Die 55-jährige Tochter eines pflegebedürftigen Mannes wird wegen Mordes verurteilt. Auch die Enkelin muss für mehrere Jahre ins Gefängnis. Auslöser der Tat war die Wohnsituation der Familie.

Das Landgericht Traunstein hat eine 55-jährige Frau wegen Mordes an ihrem Vater zu lebenslanger Haft verurteilt. Die 30 Jahre alte Tochter der Hauptangeklagten und Enkelin des Opfers muss laut dem Urteil vom Mittwochnachmittag wegen versuchten Mordes durch Unterlassen für vier Jahre ins Gefängnis, weil sie die Tat ihrer Mutter deckte, statt Hilfe zu holen.

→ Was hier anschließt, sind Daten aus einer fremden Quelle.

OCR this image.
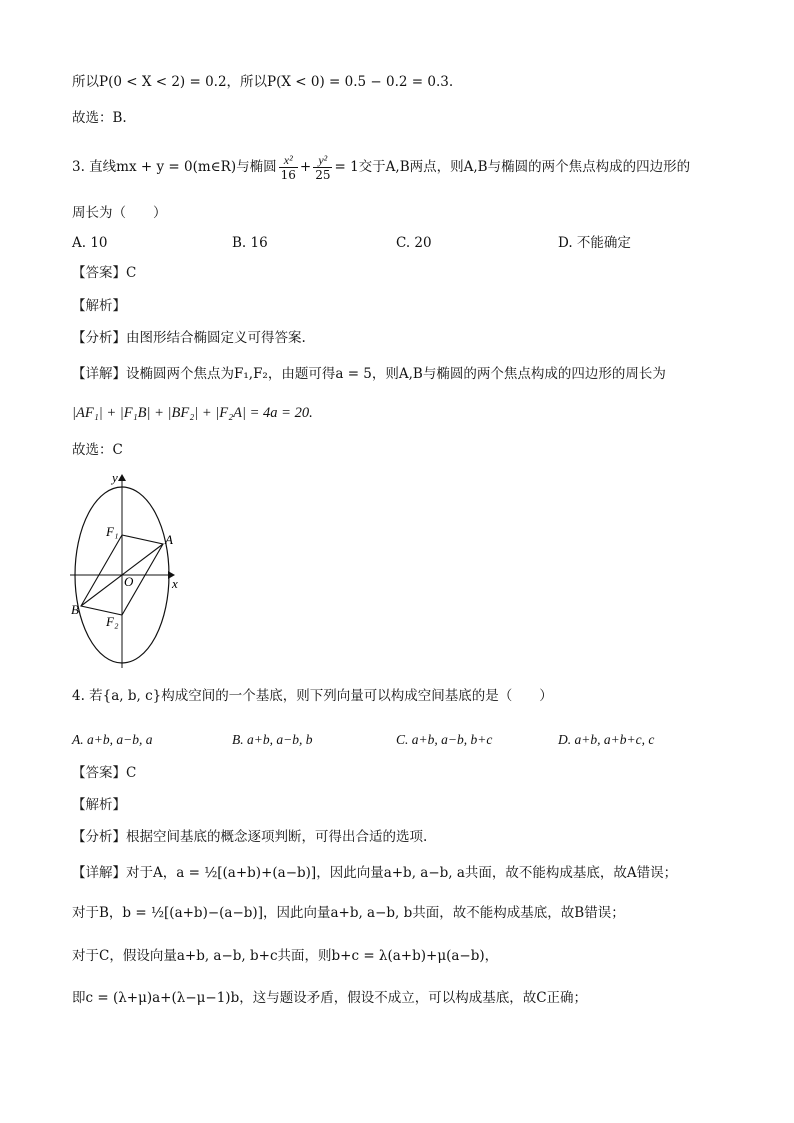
所以P(0 < X < 2) = 0.2，所以P(X < 0) = 0.5 − 0.2 = 0.3.
故选：B.
3. 直线mx + y = 0(m∈R)与椭圆 $\frac{\text{x²}}{16} + \frac{\text{y²}}{25} = 1$交于A,B两点，则A,B与椭圆的两个焦点构成的四边形的
周长为（　　）
A. 10	B. 16	C. 20	D. 不能确定
【答案】C
【解析】
【分析】由图形结合椭圆定义可得答案.
【详解】设椭圆两个焦点为F₁,F₂，由题可得a = 5，则A,B与椭圆的两个焦点构成的四边形的周长为
|AF₁| + |F₁B| + |BF₂| + |F₂A| = 4a = 20.
故选：C
y
x
O
F₁
F₂
A
B
4. 若{a, b, c}构成空间的一个基底，则下列向量可以构成空间基底的是（　　）
A. a+b, a−b, a	B. a+b, a−b, b	C. a+b, a−b, b+c	D. a+b, a+b+c, c
【答案】C
【解析】
【分析】根据空间基底的概念逐项判断，可得出合适的选项.
【详解】对于A，a = ½[(a+b)+(a−b)]，因此向量a+b, a−b, a共面，故不能构成基底，故A错误；
对于B，b = ½[(a+b)−(a−b)]，因此向量a+b, a−b, b共面，故不能构成基底，故B错误；
对于C，假设向量a+b, a−b, b+c共面，则b+c = λ(a+b)+μ(a−b)，
即c = (λ+μ)a+(λ−μ−1)b，这与题设矛盾，假设不成立，可以构成基底，故C正确；
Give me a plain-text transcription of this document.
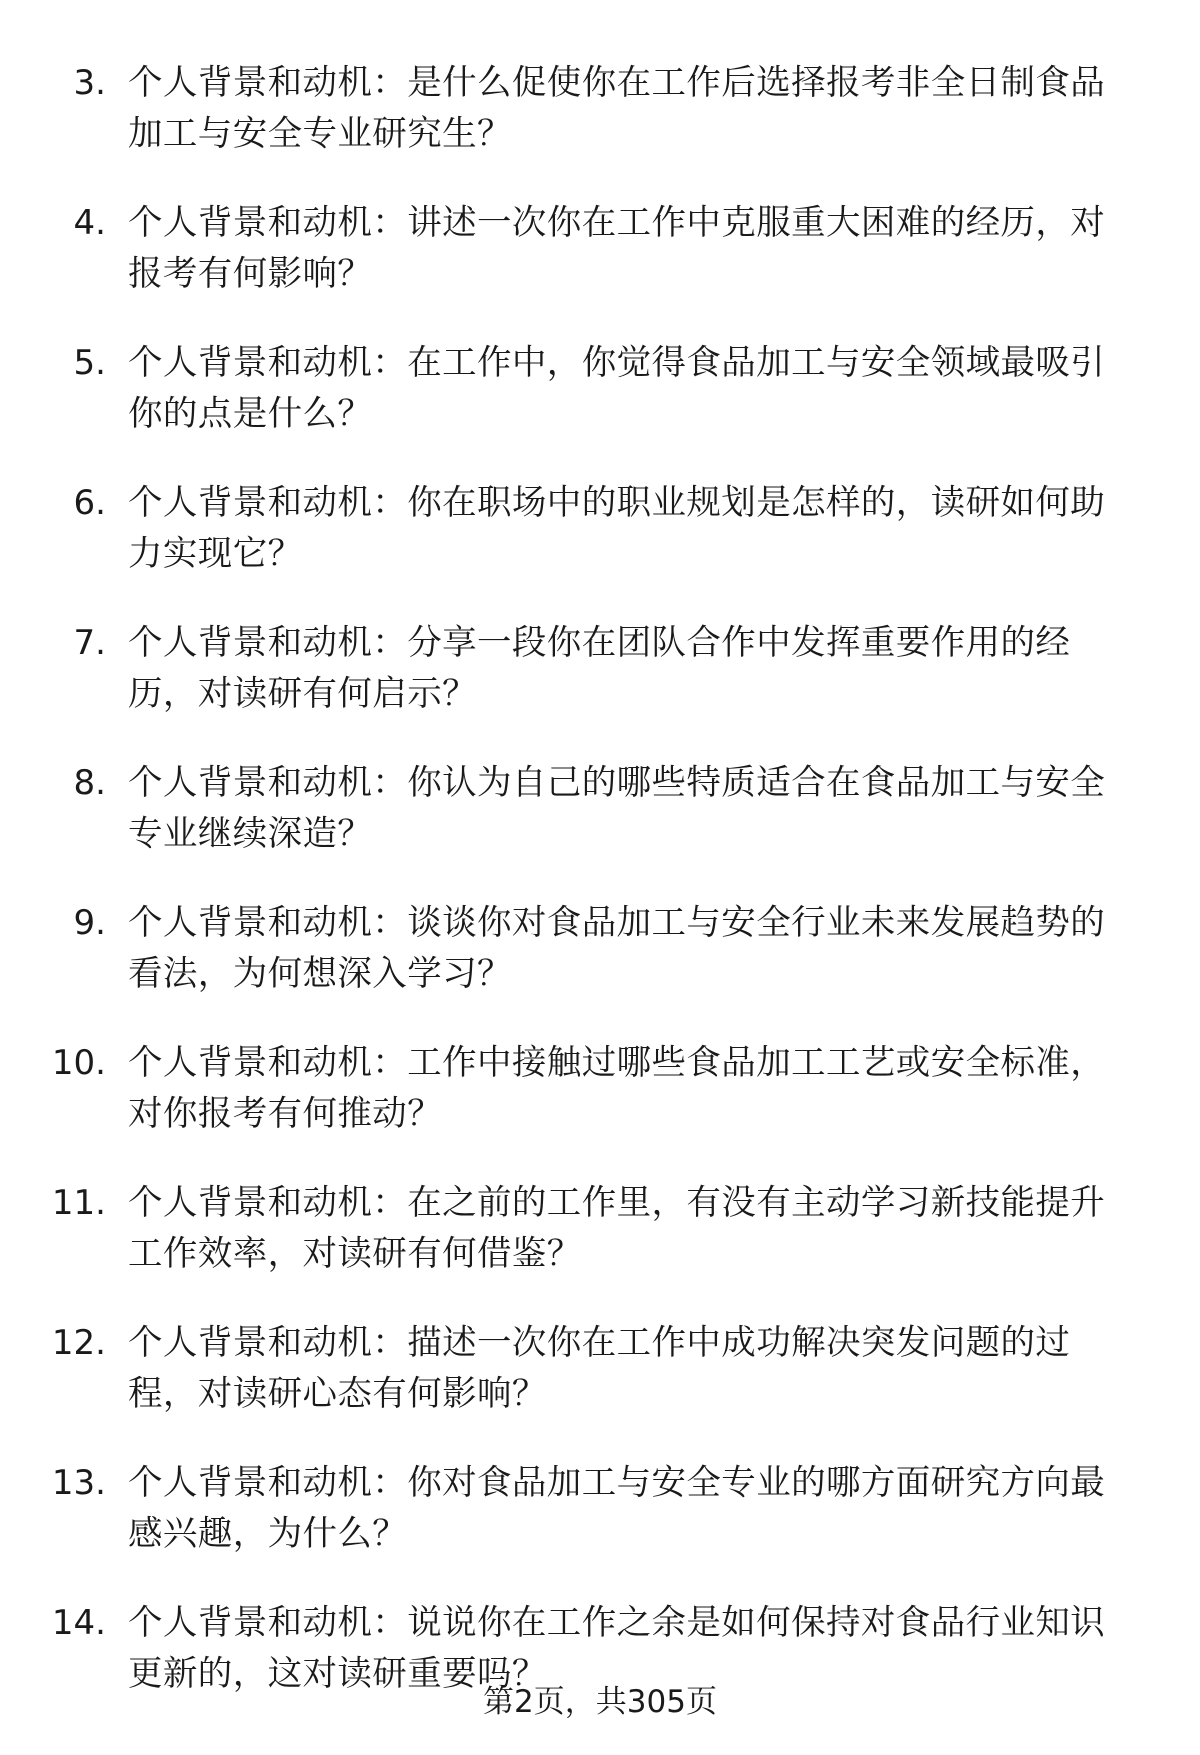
3. 个人背景和动机：是什么促使你在工作后选择报考非全日制食品加工与安全专业研究生？

4. 个人背景和动机：讲述一次你在工作中克服重大困难的经历，对报考有何影响？

5. 个人背景和动机：在工作中，你觉得食品加工与安全领域最吸引你的点是什么？

6. 个人背景和动机：你在职场中的职业规划是怎样的，读研如何助力实现它？

7. 个人背景和动机：分享一段你在团队合作中发挥重要作用的经历，对读研有何启示？

8. 个人背景和动机：你认为自己的哪些特质适合在食品加工与安全专业继续深造？

9. 个人背景和动机：谈谈你对食品加工与安全行业未来发展趋势的看法，为何想深入学习？

10. 个人背景和动机：工作中接触过哪些食品加工工艺或安全标准，对你报考有何推动？

11. 个人背景和动机：在之前的工作里，有没有主动学习新技能提升工作效率，对读研有何借鉴？

12. 个人背景和动机：描述一次你在工作中成功解决突发问题的过程，对读研心态有何影响？

13. 个人背景和动机：你对食品加工与安全专业的哪方面研究方向最感兴趣，为什么？

14. 个人背景和动机：说说你在工作之余是如何保持对食品行业知识更新的，这对读研重要吗？

第2页，共305页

Das Gericht zeigte sich überzeugt, dass die 55-Jährige ihrem pflegebedürftigen Vater im Sommer vergangenen Jahres sein Leibgericht, ein saures Lüngerl, zubereitet und ihm dabei eine tödliche Dosis an Medikamenten ins Essen gemischt hat. Als Motiv nahm die Kammer nicht Habgier an wie die Staatsanwaltschaft, sondern den Wunsch, die offenbar vielfältig überforderte und zerrüttete Familie zusammenzuhalten und zu schützen. Zuvor soll der 75-Jährige den beiden Frauen mitgeteilt haben, dass die Enkelin und deren Familie aus seinem Haus im oberbayerischen Töging ausziehen müssten. "Ihr Ziel war der Schutz der Familie", sagte der Vorsitzende Richter über den Hintergrund der Tat.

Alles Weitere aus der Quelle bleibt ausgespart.